O IRS estava investigando grupos políticos que pediam isenção de taxas. Diante das revelações do artigo, fica evidente que faltou, no caso, melhor apuração da imprensa; posicionamento adequado e definitivo do governo;  e a oposição, ajudada pela mídia, aceitou como verdade as versões e aproveitou a brecha para atacar de forma impiedosa a administração Obama. Falharam todos.

A reportagem publicada no site Salon, nesta semana, diz que os primeiros dias do escândalo da IRS, ocorrido no início de maio, que ia consumir o tempo de Washington, por semanas, seguiu um roteiro: os conservadores ficaram indignados, a mídia ficou excitada, o presidente precisou responder, e até seus aliados se voltaram contra ele ... e só  então, o  inspetor-geral do Departamento do Tesouro divulgou o relatório real que tinha provocado toda a controvérsia - nesta ordem.

Segundo o artigo, é um microcosmo a montagem da saga inteira, que passou de uma catástrofe, com um legado terrível, com dezenas de comentários em colunas políticas, para uma histórica nota de rodapé, no intervalo de seis semanas. O fato, segundo o articulista, é um exemplo clássico de como uma história-escândalo pode dominar Washington e as tevês a cabo, mesmo quando não há nenhum escândalo real. Para quem estuda o comportamento da mídia, o episódio é um prato e tanto.

Embora os relatórios iniciais sobre a segmentação dirigida do IRS fossem muito ruins, o que sugere que os agentes investigavam, com lentes especiais, aplicações isentas de impostos do grupo político Tea Party e de grupos conservadores, os meios de comunicação precipitadamente se agarraram às conclusões, possivelmente levados por jornalistas apressadinhos, e assumiram o pior, desde o primeiro dia, diz o jornalista Seitz-Wald.
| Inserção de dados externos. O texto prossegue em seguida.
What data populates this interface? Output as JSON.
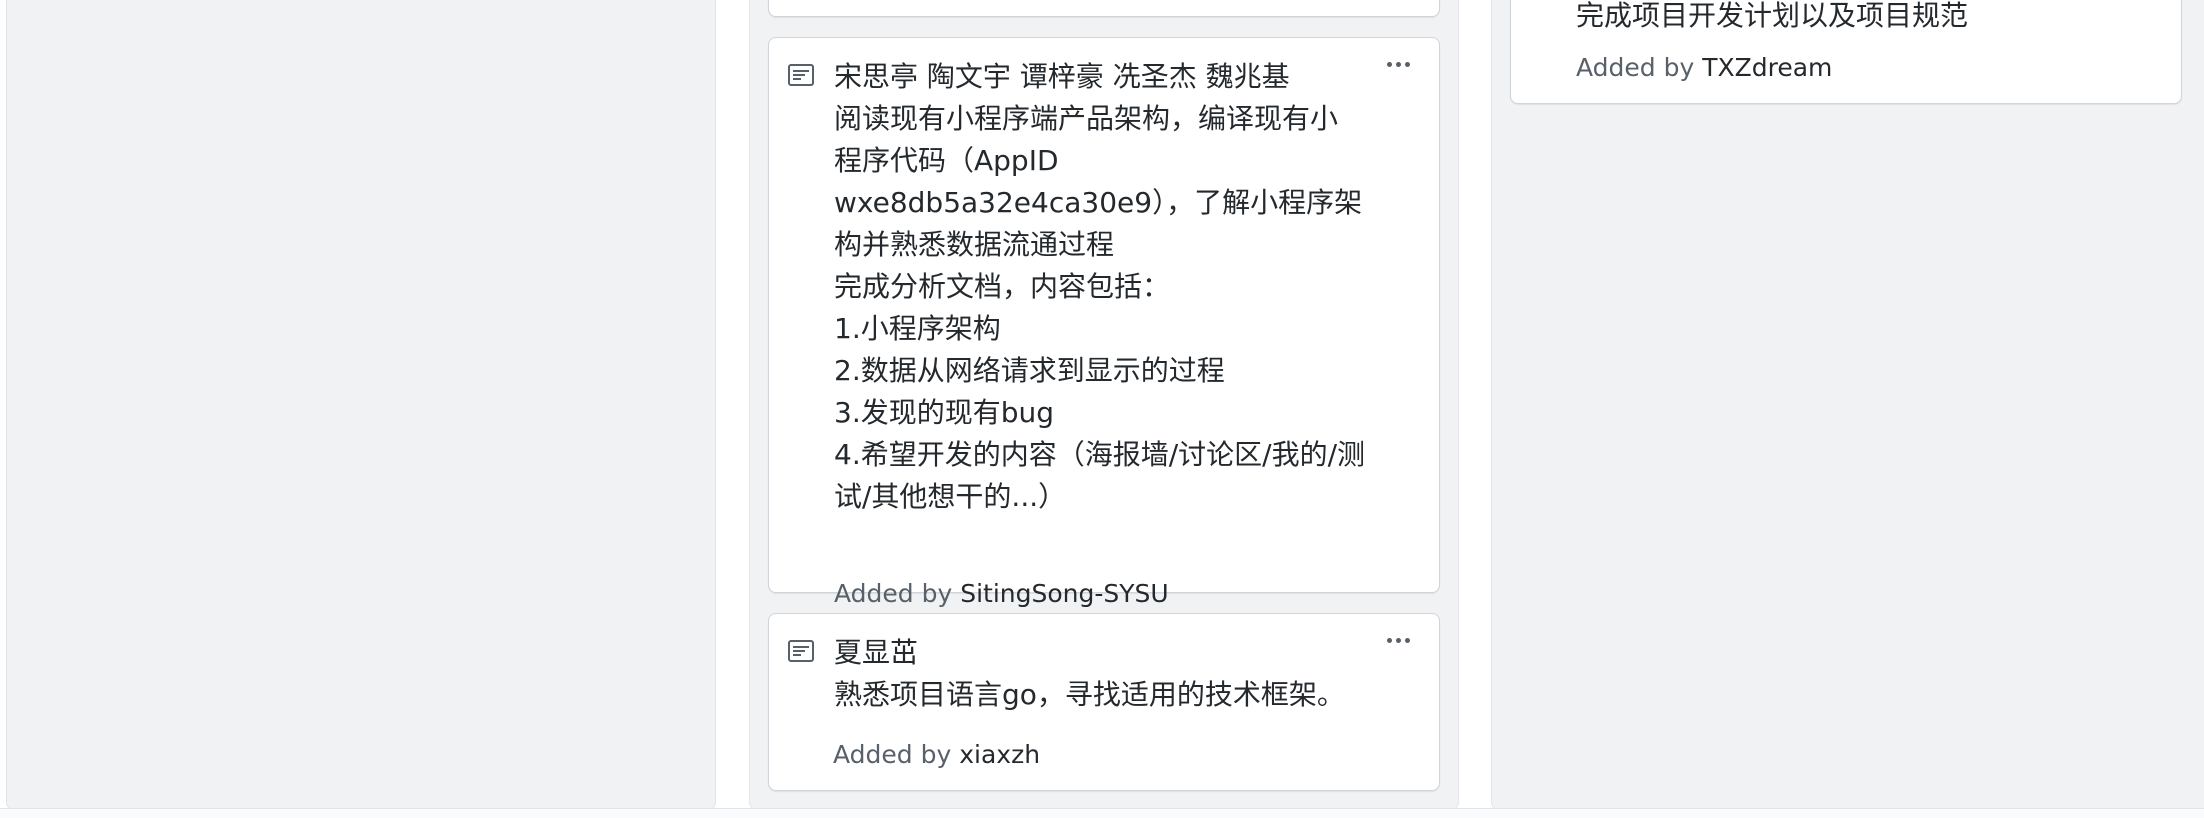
{
  "board": {
    "cards": {
      "a": {
        "body": "宋思亭 陶文宇 谭梓豪 冼圣杰 魏兆基\n阅读现有小程序端产品架构，编译现有小\n程序代码（AppID\nwxe8db5a32e4ca30e9），了解小程序架\n构并熟悉数据流通过程\n完成分析文档，内容包括：\n1.小程序架构\n2.数据从网络请求到显示的过程\n3.发现的现有bug\n4.希望开发的内容（海报墙/讨论区/我的/测\n试/其他想干的...）",
        "added_prefix": "Added by",
        "author": "SitingSong-SYSU"
      },
      "b": {
        "body": "夏显茁\n熟悉项目语言go，寻找适用的技术框架。",
        "added_prefix": "Added by",
        "author": "xiaxzh"
      },
      "right": {
        "body": "完成项目开发计划以及项目规范",
        "added_prefix": "Added by",
        "author": "TXZdream"
      }
    },
    "icons": {
      "note": "note-icon",
      "menu": "kebab-horizontal-icon"
    },
    "colors": {
      "column_bg": "#f1f2f4",
      "card_border": "#d1d5da",
      "muted_text": "#586069"
    }
  }
}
“Em vez de fazer apuração mais rigorosa,  para descobrir a verdadeira natureza e o contexto da segmentação feita pelo IRS, ou pelo menos esperar pelos colegas para fazer alguma coisa, a grande imprensa, supostamente liberal, soltou sua gana para mostrar quão difícil pode ser  para  uma Casa Branca Democrática como para um Republicano chegar à frente dos fatos”, diz o articulista. Ele diz esperar que os políticos esgotem a realidade para completar uma história, mas a imprensa tem a obrigação de ser melhor.
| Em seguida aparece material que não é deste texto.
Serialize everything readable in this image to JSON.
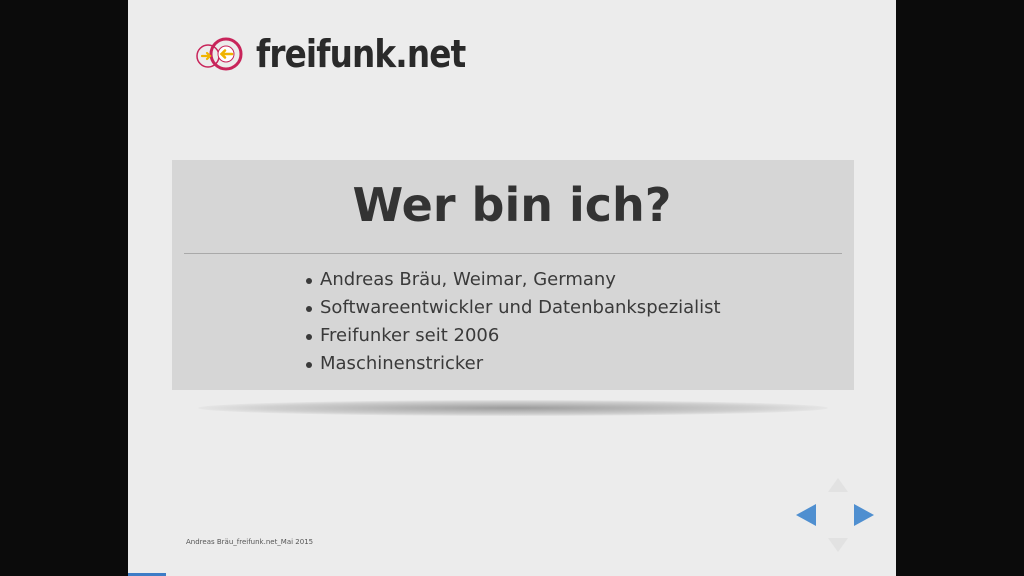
{
  "logo": {
    "text": "freifunk.net",
    "mark_colors": {
      "ring": "#c8245a",
      "arrow": "#f0b400"
    }
  },
  "slide": {
    "title": "Wer bin ich?",
    "bullets": [
      "Andreas Bräu, Weimar, Germany",
      "Softwareentwickler und Datenbankspezialist",
      "Freifunker seit 2006",
      "Maschinenstricker"
    ],
    "footer": "Andreas Bräu_freifunk.net_Mai 2015"
  },
  "navigation": {
    "icons": [
      "nav-up-icon",
      "nav-left-icon",
      "nav-right-icon",
      "nav-down-icon"
    ],
    "active_color": "#4f8fd0"
  },
  "progress": {
    "fraction": 0.05,
    "color": "#3d7cc6"
  }
}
O New York Times registra que o IRS, depois de inicialmente ignorar o problema, tentou livrar-se das queixas dos atores políticos e dos muitos grupos conservadores. Isso levou a um relatório de inspeção geral, que expôs o assim chamado “escândalo do IRS”, que mereceu um escrutínio excessivo somente dos grupos de direita e da imprensa conservadora. Os Republicanos imediatamente tentaram pintar um quadro de conspiração na Casa Branca, apesar de não haver qualquer evidência real.

O artigo do Salon deixa claro que “os jornalistas teriam se safado de mais esse erro, também, se a história tivesse a vantagem de ser verdade. “Mas agora, quase dois meses depois, sabemos que, na verdade, o IRS visou investigar  diferentes tipos de grupos , e não apenas somente conservadores. E que, ao final da operação, as únicas organizações cujo status de isenção fiscal foi efetivamente negado foram as comandadas pelos "progressistas.”

Segundo Seitz-Wald, agora sabemos que muitos dos conservadores – pivôs do escândalo - grupos alvos também da investigação, legitimamente cruzaram a linha; e que o relatório produzido pelo IRS foi limitado a apenas um único grupo do Tea Party,  no Congresso Republicano, e que a Casa Branca  não estava de nenhum modo  envolvida  no direcionamento e nem sabia sobre isso até um pouco antes de o público saber . O que, aliás, Obama declarou na coletiva de imprensa, logo após a notícia. Ele foi enfático, dizendo que soube do escândalo pela mídia.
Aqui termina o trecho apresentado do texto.